Chechen leader Ramzan Kadyrov tied the July 26 killing of the two suspected militants to the Islamic State (IS). While officially on vacation, Kadyrov gathered the republic’s imams and chief mufti, calling on them to step up their work against the ideas of IS, which he called the State of Iblis (the Devil) (Instagram.com, June 28). Kadyrov’s comments can be regarded as an official response to the Chechen rebels who recently pledged fealty to IS leader Abu Bakr al-Baghdadi (Rosbalt, June 26). Kadyrov thinks the Chechen rebels have neither the forces nor the opportunity to launch any significant attacks under the flag of the Islamic State (Newsru.com, June 26).
Kadyrov said that there is no outflow of people from the republic to join the Islamic State terrorist organization. “We do not see any outflow from our territory; on the contrary—we return our people,” he said, adding that he was confident he would not allow the emergence either of IS members or even IS supporters in the republic (Vz.ru, June 26).
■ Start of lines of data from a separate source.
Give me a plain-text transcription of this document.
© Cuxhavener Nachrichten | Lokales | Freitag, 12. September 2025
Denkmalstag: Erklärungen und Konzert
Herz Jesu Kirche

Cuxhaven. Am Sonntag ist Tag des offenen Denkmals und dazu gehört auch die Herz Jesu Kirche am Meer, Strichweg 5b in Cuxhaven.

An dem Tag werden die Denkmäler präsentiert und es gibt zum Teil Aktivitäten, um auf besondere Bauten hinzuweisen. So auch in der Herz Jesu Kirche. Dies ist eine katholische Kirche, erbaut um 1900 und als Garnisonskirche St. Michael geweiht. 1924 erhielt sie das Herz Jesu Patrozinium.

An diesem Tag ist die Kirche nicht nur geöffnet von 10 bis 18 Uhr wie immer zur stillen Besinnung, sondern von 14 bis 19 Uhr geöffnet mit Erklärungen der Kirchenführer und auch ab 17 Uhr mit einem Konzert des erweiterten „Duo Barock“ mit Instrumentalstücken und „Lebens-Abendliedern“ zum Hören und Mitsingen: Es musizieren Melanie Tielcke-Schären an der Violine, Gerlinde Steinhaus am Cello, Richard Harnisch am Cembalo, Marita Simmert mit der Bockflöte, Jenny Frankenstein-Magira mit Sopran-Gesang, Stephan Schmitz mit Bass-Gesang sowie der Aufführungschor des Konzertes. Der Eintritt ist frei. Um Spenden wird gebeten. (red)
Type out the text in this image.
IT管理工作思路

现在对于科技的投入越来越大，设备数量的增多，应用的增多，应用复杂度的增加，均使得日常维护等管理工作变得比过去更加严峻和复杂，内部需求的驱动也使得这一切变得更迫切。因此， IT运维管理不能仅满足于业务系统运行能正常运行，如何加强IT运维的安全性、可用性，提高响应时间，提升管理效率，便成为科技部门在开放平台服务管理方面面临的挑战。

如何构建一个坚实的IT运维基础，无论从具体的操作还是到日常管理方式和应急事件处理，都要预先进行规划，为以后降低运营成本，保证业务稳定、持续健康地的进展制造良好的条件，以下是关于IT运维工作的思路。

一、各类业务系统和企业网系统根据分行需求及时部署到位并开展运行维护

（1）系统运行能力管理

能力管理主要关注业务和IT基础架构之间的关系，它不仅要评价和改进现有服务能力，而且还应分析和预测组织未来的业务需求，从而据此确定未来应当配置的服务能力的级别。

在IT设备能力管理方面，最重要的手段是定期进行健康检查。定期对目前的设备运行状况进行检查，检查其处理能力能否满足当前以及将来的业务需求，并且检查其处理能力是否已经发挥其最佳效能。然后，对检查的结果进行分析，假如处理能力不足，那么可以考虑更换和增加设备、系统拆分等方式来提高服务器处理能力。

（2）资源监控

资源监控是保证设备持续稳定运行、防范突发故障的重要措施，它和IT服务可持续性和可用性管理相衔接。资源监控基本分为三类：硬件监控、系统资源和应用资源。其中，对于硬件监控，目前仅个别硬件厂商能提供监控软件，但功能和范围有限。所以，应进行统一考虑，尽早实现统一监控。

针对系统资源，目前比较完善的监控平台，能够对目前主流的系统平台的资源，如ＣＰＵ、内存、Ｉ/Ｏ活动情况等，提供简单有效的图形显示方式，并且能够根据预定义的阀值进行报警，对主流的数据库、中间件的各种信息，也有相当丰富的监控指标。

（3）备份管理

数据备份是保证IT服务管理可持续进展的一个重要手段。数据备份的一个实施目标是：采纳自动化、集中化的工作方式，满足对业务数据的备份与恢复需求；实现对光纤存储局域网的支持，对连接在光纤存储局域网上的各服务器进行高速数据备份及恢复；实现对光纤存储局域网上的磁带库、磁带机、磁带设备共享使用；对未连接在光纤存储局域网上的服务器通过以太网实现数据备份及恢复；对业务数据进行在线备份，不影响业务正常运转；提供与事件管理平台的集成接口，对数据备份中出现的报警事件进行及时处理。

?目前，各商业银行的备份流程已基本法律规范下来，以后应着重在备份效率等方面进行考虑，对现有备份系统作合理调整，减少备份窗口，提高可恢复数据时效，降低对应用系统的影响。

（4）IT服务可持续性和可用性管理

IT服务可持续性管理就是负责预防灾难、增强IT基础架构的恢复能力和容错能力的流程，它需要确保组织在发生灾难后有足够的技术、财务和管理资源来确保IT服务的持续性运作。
The head of Chechnya also said he realized the rebels would, sooner or later, return home, but that anyone who left the Chechen Republic and joined IS had no way back. Kadyrov said parents and relatives of young people should increase their role in preventing further recruitment of youth to terrorist groups. Civil rights activists have criticized Kadyrov for trying to put the blame for young people joining IS on their relatives. According to North Caucasus expert Alexander Cherkasov, harsh methods against militants and the glorification of those methods provoke the insurgents to take counter-actions (Profi-forex.org, June 28).
Russian Security Council Secretary Nikolai Patrushev apparently does not share Kadyrov’s assessment that young Chechens are not joining Islamic State, stating recently that the government has not yet been able to stem the outflow (Rg.ru, June 22). The problem may be bigger than the leadership of the republic imagines. More effective than bans and threats against relatives of IS recruits, might be for the government to seek a common platform with the Islamic world and—through that influence—with young people, thus clarifying the youths’ misconceptions about the Islamic States’ “caliphate.”